A meeting to which is held at (a) a physical place and using virtual meeting technology or (b) using virtual meeting technology only, is not invalidated by reason of any technological disruption, malfunction or outage unless the Court:

  1. is of the opinion that the technological disruption, malfunction or outage has caused or may cause substantial injustice that cannot be remedied by any order of the Court; and
  2. by order declares the meeting to be invalid.

 

Electronic transmission of documents by shareholder, officer or auditor to the Company

 

A shareholder, officer or auditor of the Company may now send documents to the Company or a director of the Company using electronic communications, as long as the Company or director have agreed, generally or specifically, that such documents may be sent electronically, and that agreement has not been revoked.

 

 

 

  1. Closing thoughts

 

With effect from 1 July 2023, Companies that have been conducting their general meetings during the COVID-19 pandemic using video-conferencing platforms may continue to do so under the New Statutory Framework.

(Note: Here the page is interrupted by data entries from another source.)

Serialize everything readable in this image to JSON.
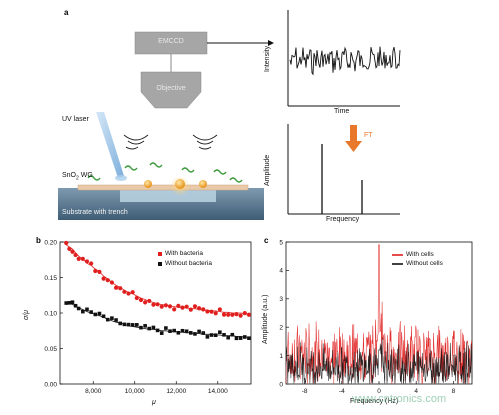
{
  "panel_a": {
    "label": "a",
    "emccd_label": "EMCCD",
    "objective_label": "Objective",
    "uv_laser_label": "UV laser",
    "waveguide_label_prefix": "SnO",
    "waveguide_label_sub": "2",
    "waveguide_label_suffix": " WG",
    "substrate_label": "Substrate with trench",
    "intensity_plot": {
      "ylabel": "Intensity",
      "xlabel": "Time"
    },
    "amplitude_plot": {
      "ylabel": "Amplitude",
      "xlabel": "Frequency",
      "arrow_label": "FT"
    },
    "colors": {
      "ft_arrow": "#e8792b",
      "box_fill": "#a8a8a8",
      "particle": "#f0a030",
      "waveguide": "#e9c9a8",
      "substrate": "#5f7f96",
      "bacteria": "#3a9a3a"
    }
  },
  "panel_b": {
    "label": "b",
    "chart_data": {
      "type": "scatter",
      "xlabel": "μ",
      "ylabel": "σ/μ",
      "xlim": [
        6400,
        15600
      ],
      "ylim": [
        0.0,
        0.2
      ],
      "xticks": [
        "8,000",
        "10,000",
        "12,000",
        "14,000"
      ],
      "yticks": [
        "0.00",
        "0.05",
        "0.10",
        "0.15",
        "0.20"
      ],
      "legend_position": "top-right",
      "series": [
        {
          "name": "With bacteria",
          "color": "#e01f1f",
          "x": [
            6700,
            6850,
            7000,
            7150,
            7300,
            7500,
            7700,
            7900,
            8100,
            8300,
            8500,
            8700,
            8900,
            9100,
            9300,
            9500,
            9700,
            9900,
            10100,
            10300,
            10500,
            10700,
            10900,
            11100,
            11300,
            11500,
            11700,
            11900,
            12100,
            12300,
            12500,
            12700,
            12900,
            13100,
            13300,
            13500,
            13700,
            13900,
            14100,
            14300,
            14500,
            14700,
            14900,
            15100,
            15300,
            15500
          ],
          "y": [
            0.196,
            0.193,
            0.19,
            0.185,
            0.18,
            0.176,
            0.17,
            0.167,
            0.162,
            0.158,
            0.152,
            0.148,
            0.143,
            0.139,
            0.136,
            0.132,
            0.129,
            0.127,
            0.124,
            0.121,
            0.119,
            0.116,
            0.115,
            0.113,
            0.112,
            0.111,
            0.11,
            0.109,
            0.108,
            0.108,
            0.107,
            0.106,
            0.106,
            0.105,
            0.104,
            0.104,
            0.103,
            0.103,
            0.102,
            0.101,
            0.101,
            0.1,
            0.1,
            0.1,
            0.099,
            0.098
          ],
          "fit": true
        },
        {
          "name": "Without bacteria",
          "color": "#111111",
          "x": [
            6700,
            6850,
            7000,
            7150,
            7300,
            7500,
            7700,
            7900,
            8100,
            8300,
            8500,
            8700,
            8900,
            9100,
            9300,
            9500,
            9700,
            9900,
            10100,
            10300,
            10500,
            10700,
            10900,
            11100,
            11300,
            11500,
            11700,
            11900,
            12100,
            12300,
            12500,
            12700,
            12900,
            13100,
            13300,
            13500,
            13700,
            13900,
            14100,
            14300,
            14500,
            14700,
            14900,
            15100,
            15300,
            15500
          ],
          "y": [
            0.115,
            0.114,
            0.112,
            0.11,
            0.107,
            0.105,
            0.102,
            0.1,
            0.098,
            0.096,
            0.094,
            0.091,
            0.089,
            0.087,
            0.086,
            0.084,
            0.082,
            0.081,
            0.08,
            0.079,
            0.078,
            0.077,
            0.077,
            0.076,
            0.075,
            0.075,
            0.074,
            0.074,
            0.073,
            0.073,
            0.072,
            0.072,
            0.071,
            0.071,
            0.07,
            0.07,
            0.07,
            0.069,
            0.069,
            0.068,
            0.068,
            0.068,
            0.067,
            0.067,
            0.066,
            0.066
          ],
          "fit": true
        }
      ]
    }
  },
  "panel_c": {
    "label": "c",
    "chart_data": {
      "type": "line",
      "xlabel": "Frequency (Hz)",
      "ylabel": "Amplitude (a.u.)",
      "xlim": [
        -10,
        10
      ],
      "ylim": [
        0,
        5
      ],
      "xticks": [
        "-8",
        "-4",
        "0",
        "4",
        "8"
      ],
      "yticks": [
        "0",
        "1",
        "2",
        "3",
        "4",
        "5"
      ],
      "legend_position": "top-right",
      "series": [
        {
          "name": "With cells",
          "color": "#e01f1f",
          "baseline": 0.9,
          "noise": 1.0,
          "peak_at": 0,
          "peak_value": 4.9
        },
        {
          "name": "Without cells",
          "color": "#111111",
          "baseline": 0.55,
          "noise": 0.7,
          "peak_at": 0,
          "peak_value": 1.2
        }
      ]
    }
  },
  "watermark": "www.cntronics.com"
}
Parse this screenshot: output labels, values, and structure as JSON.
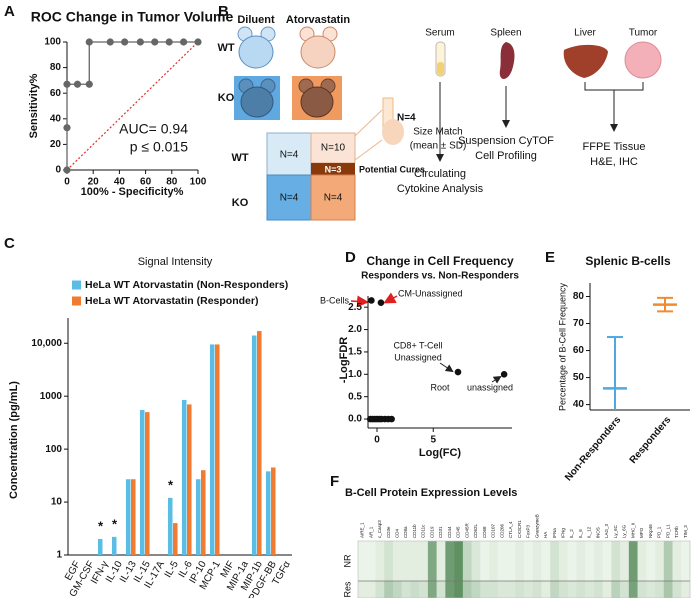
{
  "panel_labels": [
    "A",
    "B",
    "C",
    "D",
    "E",
    "F"
  ],
  "diagram": {
    "columns": [
      "Diluent",
      "Atorvastatin"
    ],
    "mouse_rows": [
      "WT",
      "KO"
    ],
    "grid_rows": [
      "WT",
      "KO"
    ],
    "cells": [
      "N=4",
      "N=10",
      "N=3",
      "N=4",
      "N=4"
    ],
    "cures": "Potential Cures",
    "size_match": {
      "n": "N=4",
      "lines": [
        "Size Match",
        "(mean ± SD)"
      ]
    },
    "samples": [
      "Serum",
      "Spleen",
      "Liver",
      "Tumor"
    ],
    "analyses": [
      [
        "Circulating",
        "Cytokine Analysis"
      ],
      [
        "Suspension CyTOF",
        "Cell Profiling"
      ],
      [
        "FFPE Tissue",
        "H&E, IHC"
      ]
    ]
  },
  "chart_data": [
    {
      "type": "line",
      "title": "ROC Change in  Tumor Volume",
      "xlabel": "100% - Specificity%",
      "ylabel": "Sensitivity%",
      "x": [
        0,
        0,
        0,
        8,
        17,
        17,
        33,
        44,
        56,
        67,
        78,
        89,
        100
      ],
      "values": [
        0,
        33,
        67,
        67,
        67,
        100,
        100,
        100,
        100,
        100,
        100,
        100,
        100
      ],
      "color": "#666666",
      "reference_line_color": "#e0302a",
      "xlim": [
        0,
        100
      ],
      "ylim": [
        0,
        100
      ],
      "xticks": [
        0,
        20,
        40,
        60,
        80,
        100
      ],
      "yticks": [
        0,
        20,
        40,
        60,
        80,
        100
      ],
      "annotations": [
        "AUC= 0.94",
        "p ≤ 0.015"
      ]
    },
    {
      "type": "bar",
      "title": "Signal Intensity",
      "ylabel": "Concentration (pg/mL)",
      "log_scale": true,
      "legend": "upper left",
      "categories": [
        "EGF",
        "GM-CSF",
        "IFN-γ",
        "IL-10",
        "IL-13",
        "IL-15",
        "IL-17A",
        "IL-5",
        "IL-6",
        "IP-10",
        "MCP-1",
        "MIF",
        "MIP-1a",
        "MIP-1b",
        "PDGF-BB",
        "TGFα"
      ],
      "series": [
        {
          "name": "HeLa WT Atorvastatin (Non-Responders)",
          "color": "#5bbce4",
          "values": [
            null,
            null,
            2,
            2.2,
            27,
            550,
            null,
            12,
            850,
            27,
            9500,
            null,
            null,
            14000,
            38,
            null
          ]
        },
        {
          "name": "HeLa WT Atorvastatin (Responder)",
          "color": "#f07c32",
          "values": [
            null,
            null,
            null,
            null,
            27,
            500,
            null,
            4,
            700,
            40,
            9500,
            null,
            null,
            17000,
            45,
            null
          ]
        }
      ],
      "ylim": [
        1,
        30000
      ],
      "yticks": [
        1,
        10,
        100,
        1000,
        {
          "value": 10000,
          "label": "10,000"
        }
      ],
      "annotations": [
        {
          "text": "*",
          "category": "IFN-γ"
        },
        {
          "text": "*",
          "category": "IL-10"
        },
        {
          "text": "*",
          "category": "IL-5"
        }
      ]
    },
    {
      "type": "scatter",
      "title": "Change in Cell Frequency",
      "subtitle": "Responders vs. Non-Responders",
      "xlabel": "Log(FC)",
      "ylabel": "-LogFDR",
      "x": [
        -0.5,
        0.35,
        7.2,
        11.3,
        -0.6,
        -0.4,
        -0.2,
        0,
        0.2,
        0.4,
        0.7,
        1.0,
        1.3
      ],
      "values": [
        2.65,
        2.6,
        1.05,
        1.0,
        0,
        0,
        0,
        0,
        0,
        0,
        0,
        0,
        0
      ],
      "point_labels": [
        "B-Cells",
        "CM-Unassigned",
        [
          "CD8+ T-Cell",
          "Unassigned"
        ],
        "unassigned",
        null,
        null,
        null,
        null,
        null,
        null,
        null,
        null,
        null
      ],
      "annotations": [
        "Root"
      ],
      "color": "#111111",
      "xlim": [
        -0.8,
        12
      ],
      "ylim": [
        -0.2,
        2.75
      ],
      "xticks": [
        0,
        5
      ],
      "yticks": [
        {
          "value": 0,
          "label": "0.0"
        },
        {
          "value": 0.5,
          "label": "0.5"
        },
        {
          "value": 1,
          "label": "1.0"
        },
        {
          "value": 1.5,
          "label": "1.5"
        },
        {
          "value": 2,
          "label": "2.0"
        },
        {
          "value": 2.5,
          "label": "2.5"
        }
      ]
    },
    {
      "type": "errorbar",
      "title": "Splenic  B-cells",
      "ylabel": "Percentage of B-Cell Frequency",
      "categories": [
        "Non-Responders",
        "Responders"
      ],
      "values": [
        46,
        77
      ],
      "errors": [
        19,
        2.5
      ],
      "colors": [
        "#4fa8e0",
        "#f28a2e"
      ],
      "ylim": [
        38,
        85
      ],
      "yticks": [
        40,
        50,
        60,
        70,
        80
      ]
    },
    {
      "type": "heatmap",
      "title": "B-Cell Protein Expression Levels",
      "rows": [
        "NR",
        "Res"
      ],
      "columns": [
        "AIRE_1",
        "AR_1",
        "c_Casp3",
        "CD3e",
        "CD4",
        "CD8a",
        "CD11b",
        "CD11c",
        "CD19",
        "CD31",
        "CD44",
        "CD45",
        "CD45R",
        "CD62L",
        "CD68",
        "CD107",
        "CD206",
        "CTLA_4",
        "CX3CR1",
        "FoxP3",
        "GranzymeB",
        "HA",
        "IFNa",
        "IFNg",
        "IL_2",
        "IL_6",
        "IL_12",
        "iNOS",
        "LAG_3",
        "Ly_6C",
        "Ly_6G",
        "MHC_II",
        "MPO",
        "NKp46",
        "PD_1",
        "PD_L1",
        "TCRb",
        "TIM_3"
      ],
      "values": [
        [
          0.05,
          0.05,
          0.1,
          0.2,
          0.1,
          0.1,
          0.1,
          0.1,
          0.7,
          0.1,
          0.8,
          0.9,
          0.3,
          0.15,
          0.05,
          0.1,
          0.05,
          0.05,
          0.1,
          0.05,
          0.1,
          0.05,
          0.2,
          0.1,
          0.05,
          0.1,
          0.05,
          0.1,
          0.05,
          0.2,
          0.1,
          0.8,
          0.1,
          0.05,
          0.1,
          0.4,
          0.1,
          0.05
        ],
        [
          0.1,
          0.1,
          0.2,
          0.4,
          0.3,
          0.2,
          0.25,
          0.2,
          0.7,
          0.2,
          0.8,
          0.9,
          0.4,
          0.3,
          0.2,
          0.2,
          0.15,
          0.15,
          0.2,
          0.15,
          0.2,
          0.1,
          0.3,
          0.2,
          0.15,
          0.2,
          0.15,
          0.2,
          0.1,
          0.35,
          0.2,
          0.75,
          0.2,
          0.15,
          0.2,
          0.45,
          0.2,
          0.1
        ]
      ],
      "vlim": [
        0,
        1
      ],
      "colormap": [
        "#f3faf1",
        "#4f8553"
      ]
    }
  ]
}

The New Statutory Framework is a significant development that keeps pace with digitalization as it allows Companies to capitalize on technology and adapt to the evolving corporate landscape while protecting the rights and interests of shareholders. While the New Statutory Framework will automatically apply to all Companies with effect from 1 July 2023, Companies should take note that certain matters are still required to be determined by their directors and shareholders in order for the default rules under the New Statutory Framework to work. SGX-listed Companies are also reminded to apply the New Statutory Framework in tandem with the revised practice notes on general meetings. 

GENERAL DISCLAIMER

This article is provided to you for general information and should not be relied upon as legal advice. The editor and the contributing authors do not guarantee the accuracy of the contents and expressly disclaim any and all liability to any person in respect of the consequences of anything done or permitted to be done or omitted to be done wholly or partly in reliance upon the whole or any part of the contents.